I was recently asked how apartment prospects have changed over the years. I don’t know that there’s a quick and easy answer because modern apartment shoppers are so profoundly different from their predecessors.
To start with, by the time a prospect visits a community today, he or she is usually armed with a lot of information. ILSs and property websites allow prospects to learn nearly everything about pricing, floor plans and amenities.
So the prospective renter who arrives for a tour often is less interested in gathering basic information and more in experiencing the service and rapport a leasing team has to offer. More than ever, onsite associates have to be ready to provide a warm, engaging and comfortable site visit to prospects.
But that’s just one of several ways in which prospective renters have changed over the years. Here are some of the others:
Many of them want the option of self-guided tours. This is perhaps the ultimate customized tour experience.
So many of today’s prospective renters know exactly what their checklist for a tour is. They know exactly what they want to see, and they don’t want to talk with an associate while they’re seeing it. They want to get in, get out and be able to visit a property at a time that works best for them, not for an onsite associate. Self-guided tours are perfect for those laser-focused shoppers.
They also work for prospects who may not be hyper-focused but who simply prefer to experience a community without an associate hovering over them. Prospects sometimes just don’t feel comfortable reacting candidly to what they’re seeing on a tour when there’s a leasing associate with them.
They want a customized experience. Way back when, prospects put up with communities’ one-size-fits-all approach to site tours and lead follow-up. Not anymore. Today, they want to experience a community on their terms. Many of them are extremely busy and don’t want to spend more time visiting a property than they have to.
If they don’t have a dog and are not interested in getting one, they probably don’t want their tour to include the pet park. If they have no interest in a fitness center, they don’t want you to waste their time showing them where the yoga studio and the Peloton bikes are.
And they are likely to prefer having their initial conversation with an associate somewhere other than at the associate’s desk. A leasing team needs to be able to have an info-gathering and rapport-building conversation anywhere the prospect wants to have it.
Also, with all of the ways to communicate today, each prospect will have a specific channel through which they want to hear from associates. Some prefer text, some prefer email and some older ones – think empty-nest baby boomers – still like to talk over the phone. Disregarding these preferences is a surefire way to drive away a prospect.
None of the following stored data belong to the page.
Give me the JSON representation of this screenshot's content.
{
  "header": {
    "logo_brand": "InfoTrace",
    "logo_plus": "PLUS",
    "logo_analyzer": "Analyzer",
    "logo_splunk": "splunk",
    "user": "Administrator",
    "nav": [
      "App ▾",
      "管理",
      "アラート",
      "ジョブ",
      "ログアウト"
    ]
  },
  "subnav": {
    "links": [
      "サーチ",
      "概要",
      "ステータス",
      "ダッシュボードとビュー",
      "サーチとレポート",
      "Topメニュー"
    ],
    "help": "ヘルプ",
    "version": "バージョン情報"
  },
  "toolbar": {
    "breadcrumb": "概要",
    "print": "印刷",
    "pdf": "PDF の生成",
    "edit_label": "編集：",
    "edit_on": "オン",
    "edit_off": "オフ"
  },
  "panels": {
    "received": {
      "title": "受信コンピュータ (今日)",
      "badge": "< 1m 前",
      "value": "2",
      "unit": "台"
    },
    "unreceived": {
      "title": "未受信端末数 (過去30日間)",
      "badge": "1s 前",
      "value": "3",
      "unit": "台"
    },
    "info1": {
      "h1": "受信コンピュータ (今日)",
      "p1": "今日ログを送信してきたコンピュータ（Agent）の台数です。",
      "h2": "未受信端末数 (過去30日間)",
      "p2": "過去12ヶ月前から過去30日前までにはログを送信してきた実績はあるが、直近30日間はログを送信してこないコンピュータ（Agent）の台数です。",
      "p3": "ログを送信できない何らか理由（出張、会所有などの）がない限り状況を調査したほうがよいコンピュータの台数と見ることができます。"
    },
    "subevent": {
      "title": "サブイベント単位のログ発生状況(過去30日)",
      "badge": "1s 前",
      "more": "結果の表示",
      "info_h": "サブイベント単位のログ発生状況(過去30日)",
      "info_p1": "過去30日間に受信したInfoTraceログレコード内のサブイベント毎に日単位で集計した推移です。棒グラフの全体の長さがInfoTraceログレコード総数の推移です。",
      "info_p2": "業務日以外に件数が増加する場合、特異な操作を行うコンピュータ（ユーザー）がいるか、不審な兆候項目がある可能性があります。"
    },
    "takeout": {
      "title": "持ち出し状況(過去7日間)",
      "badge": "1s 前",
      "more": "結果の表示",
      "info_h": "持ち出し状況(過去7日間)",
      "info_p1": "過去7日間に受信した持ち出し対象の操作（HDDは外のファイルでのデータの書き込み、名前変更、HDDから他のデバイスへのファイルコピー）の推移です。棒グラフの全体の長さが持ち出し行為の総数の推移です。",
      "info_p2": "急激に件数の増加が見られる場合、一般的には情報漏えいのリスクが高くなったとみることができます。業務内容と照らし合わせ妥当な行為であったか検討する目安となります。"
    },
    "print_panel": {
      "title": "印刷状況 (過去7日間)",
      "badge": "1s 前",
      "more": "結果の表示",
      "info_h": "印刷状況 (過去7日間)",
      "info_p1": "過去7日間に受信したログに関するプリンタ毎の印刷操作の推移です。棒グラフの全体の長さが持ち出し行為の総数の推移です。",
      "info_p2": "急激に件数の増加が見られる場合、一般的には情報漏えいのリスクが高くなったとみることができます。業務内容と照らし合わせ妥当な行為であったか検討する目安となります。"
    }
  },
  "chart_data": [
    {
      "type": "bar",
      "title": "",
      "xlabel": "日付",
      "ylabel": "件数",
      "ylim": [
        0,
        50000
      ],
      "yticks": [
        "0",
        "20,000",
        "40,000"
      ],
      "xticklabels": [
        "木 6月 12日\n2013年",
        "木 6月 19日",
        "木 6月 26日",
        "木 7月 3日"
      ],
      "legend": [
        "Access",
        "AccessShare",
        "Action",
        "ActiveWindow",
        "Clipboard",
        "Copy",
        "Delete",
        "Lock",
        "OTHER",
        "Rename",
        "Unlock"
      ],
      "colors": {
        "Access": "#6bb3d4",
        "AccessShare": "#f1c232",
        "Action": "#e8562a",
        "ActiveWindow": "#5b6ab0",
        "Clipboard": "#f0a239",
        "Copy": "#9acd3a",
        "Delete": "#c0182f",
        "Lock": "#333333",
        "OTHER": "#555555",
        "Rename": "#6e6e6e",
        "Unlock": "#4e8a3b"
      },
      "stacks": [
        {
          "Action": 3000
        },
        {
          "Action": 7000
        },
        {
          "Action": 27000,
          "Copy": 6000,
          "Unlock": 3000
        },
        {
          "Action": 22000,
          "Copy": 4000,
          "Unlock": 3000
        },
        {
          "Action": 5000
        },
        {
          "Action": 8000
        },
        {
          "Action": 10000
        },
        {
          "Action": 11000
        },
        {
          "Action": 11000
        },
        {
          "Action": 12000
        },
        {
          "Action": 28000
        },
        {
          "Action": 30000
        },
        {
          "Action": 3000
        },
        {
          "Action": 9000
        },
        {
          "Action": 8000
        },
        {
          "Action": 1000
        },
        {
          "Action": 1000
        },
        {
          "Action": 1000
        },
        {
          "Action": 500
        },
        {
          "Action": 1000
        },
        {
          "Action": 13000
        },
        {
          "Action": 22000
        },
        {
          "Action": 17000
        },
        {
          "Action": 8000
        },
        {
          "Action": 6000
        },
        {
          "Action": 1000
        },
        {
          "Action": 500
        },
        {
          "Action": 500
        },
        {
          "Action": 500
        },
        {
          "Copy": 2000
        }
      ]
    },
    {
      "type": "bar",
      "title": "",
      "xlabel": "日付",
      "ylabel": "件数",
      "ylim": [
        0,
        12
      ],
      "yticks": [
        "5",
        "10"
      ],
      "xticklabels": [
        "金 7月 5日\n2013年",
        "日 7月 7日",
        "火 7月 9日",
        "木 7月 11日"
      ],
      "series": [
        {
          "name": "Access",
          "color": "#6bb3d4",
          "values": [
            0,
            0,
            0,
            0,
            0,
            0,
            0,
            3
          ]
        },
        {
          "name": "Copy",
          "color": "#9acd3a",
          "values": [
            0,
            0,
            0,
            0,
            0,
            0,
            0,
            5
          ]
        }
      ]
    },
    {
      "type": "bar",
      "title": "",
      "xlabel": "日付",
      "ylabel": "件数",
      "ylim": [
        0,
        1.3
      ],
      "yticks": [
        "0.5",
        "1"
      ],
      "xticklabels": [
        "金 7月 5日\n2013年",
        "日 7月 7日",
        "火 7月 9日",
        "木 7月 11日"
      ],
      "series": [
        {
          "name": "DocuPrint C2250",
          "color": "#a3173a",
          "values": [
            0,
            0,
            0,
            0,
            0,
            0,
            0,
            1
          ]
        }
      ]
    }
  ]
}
They need instant gratification. It’s probably a result of living in the smartphone era, when the answers to seemingly all of our questions are never more than a few screen taps and swipes away. Whatever the cause, when prospects ask for information, they want an answer immediately – even when they’re on tour. It’s unacceptable for an associate to respond with “I don’t have the answer. I’ll find out when we get back to the leasing office.”
More than ever, onsite associates need to be extremely well-informed about their communities and have the technology at their fingertips to quickly answer a prospect’s questions.
In summary, the modern prospect is more sophisticated and particular than ever. And leasing teams have to be ready to rise to the challenge.